Serious discussions about the future of leisure facilities
The future of Sheffield’s leisure facilities – and how to fund them – needs serious consideration, says the council’s finance chief.
The council has bailed out Sheffield City Trust, also known as Sheffield International Venues, after it got into serious difficulties.
It received £1m earlier this year, will get an annual £2.8m subsidy and will also get another £3m towards health and safety costs and maintenance.
But council chiefs have warned the cash is short term to stop leisure facilities closing imminently, and there needs to be a long term strategy on how they are managed and funded in the future.
Eugene Walker, executive director of resources, told a scrutiny meeting that austerity had hit the leisure industry hard.
“Sheffield International Venues have been trying to run services for 10 years through an austerity period,” he said.
“We have got to a point where it’s actually incredibly difficult to run public leisure facilities without a subsidy and this is proving that. There was a plan put forward to do it at zero subsidy and it has not worked.

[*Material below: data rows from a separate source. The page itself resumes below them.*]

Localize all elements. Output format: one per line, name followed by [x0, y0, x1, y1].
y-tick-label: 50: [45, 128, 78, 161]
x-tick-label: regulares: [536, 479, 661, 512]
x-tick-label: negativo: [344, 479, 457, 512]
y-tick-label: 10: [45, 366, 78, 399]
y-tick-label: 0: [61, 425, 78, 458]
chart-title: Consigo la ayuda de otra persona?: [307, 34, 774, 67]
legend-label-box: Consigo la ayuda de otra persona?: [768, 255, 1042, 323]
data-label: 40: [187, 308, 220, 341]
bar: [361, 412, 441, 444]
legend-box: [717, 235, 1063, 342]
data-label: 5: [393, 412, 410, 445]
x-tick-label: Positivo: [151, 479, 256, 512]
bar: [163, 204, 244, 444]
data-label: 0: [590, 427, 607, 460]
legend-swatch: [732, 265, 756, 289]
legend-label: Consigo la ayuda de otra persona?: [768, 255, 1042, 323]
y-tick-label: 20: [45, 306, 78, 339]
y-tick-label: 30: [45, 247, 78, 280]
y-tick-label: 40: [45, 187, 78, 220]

“We now need to fundamentally assess all those assets and what the long term future is because it is frankly going to have to involve us thinking about more significant investment than the £3m to upgrade some of our facilities.”
The council has a complex contract with SIV, which it has had to unpick.
Mr Walker added: “We have very different facilities across our portfolio. We have some very new ones like Graves and that actually costs very little to run because it’s modern.
“But some are 30 years old and we really need to think about them and how cost effective that is.
“Over the next six months we need to really seriously think about how facilities can be run for the future.
“There’s some difficult conversations but the council and SIV are both trying to maintain a positive outlook. We need a full review of where we have got to and what the longer term strategy is.”
Mr Walker said he believed there would need to be a wider discussion with members of the public too.
“There is a serious issue about doing a proper appraisal about where leisure facilities are going in the city and there’s a conversation with members of the public about what that looks like.
“At some point it may be something to have a public debate on the future of leisure facilities in the city.
“Thirty years on, what is the right business model for running the right kind of leisure facilities in Sheffield? Because a lot of time has passed and austerity has definitely had an impact.
“We need to get into some questions about how the facilities should best be run for the next 20 or 30 years.”